Microglial transcriptome changes have been identified in aged brain leading to enhanced inflammation, impaired phagocytosis, and profound morphological changes that reduce immune surveillance. In mouse models of neurodegenerative diseases, microglia cells with a “disease-associated microglial” (DAM) profile have been described (Finger et al., 2022).
Figure 4: (A): Activated microglia in the ipsilateral hippocampus of a mouse stroke brain highly express CD86 (green) and CD11b (red). (B): Higher magnification of the hippocampal region reveals co-localization of both markers in a subset of activated microglia. Indirect immunostaining of a formalin fixed paraffin embedded mouse stroke brain section (14 days after middle cerebral artery occlusion (MCAO) using Tyramide signal amplification with rabbit anti-CD86 (cat. no. HS-466 003, 1:600, green) and rat anti-CD11b (cat. no. HS-384 117, 1:250, red). Nuclei were stained with DAPI (blue).

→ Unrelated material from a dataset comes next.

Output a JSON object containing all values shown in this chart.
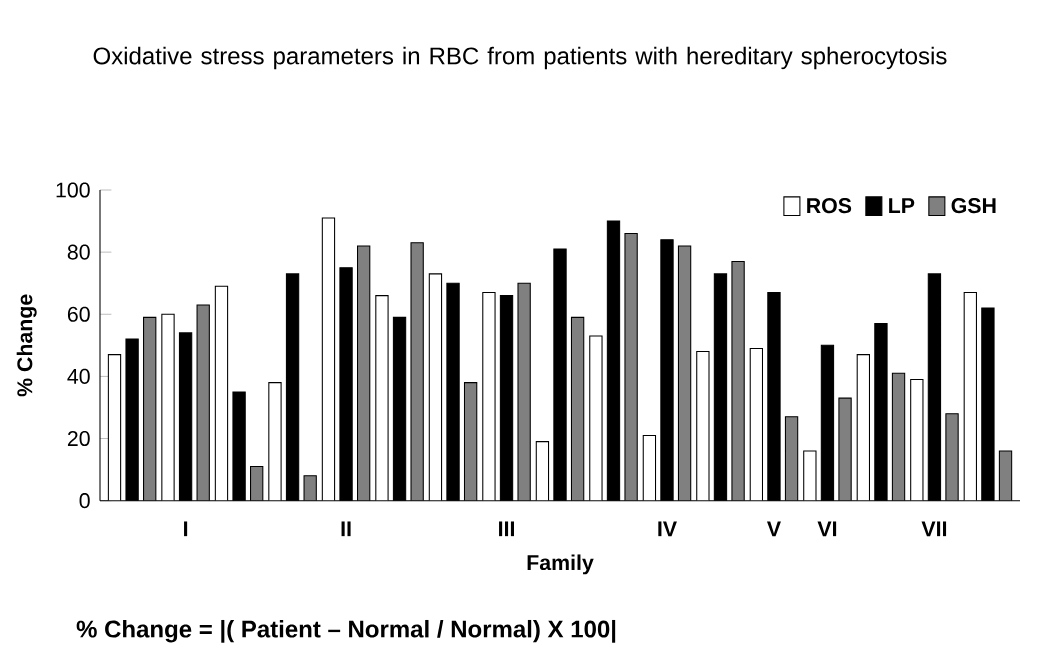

Figure 5: Activated microglia in the lesion area of a mouse stroke brain highly express Galectin-3 (pink), CD11b (red) and IBA1 (green). Indirect immunostaining of PFA fixed mouse brain section (14 days after MCAO) with (A): rat anti-Galectin-3 (cat. no. HS-477 017, 1:500 pink), (B): rabbit anti-CD11b (cat. no. HS-384 008, 1:500, red) and (C): guinea pig anti-IBA1 (cat. no. 234 308, 1:500, green). (D): Higher magnification of the lesion area reveals different microglial phenotypes expressing either IBA1 alone or in combination with CD11b and/or Galectin-3. Nuclei were stained with DAPI (blue).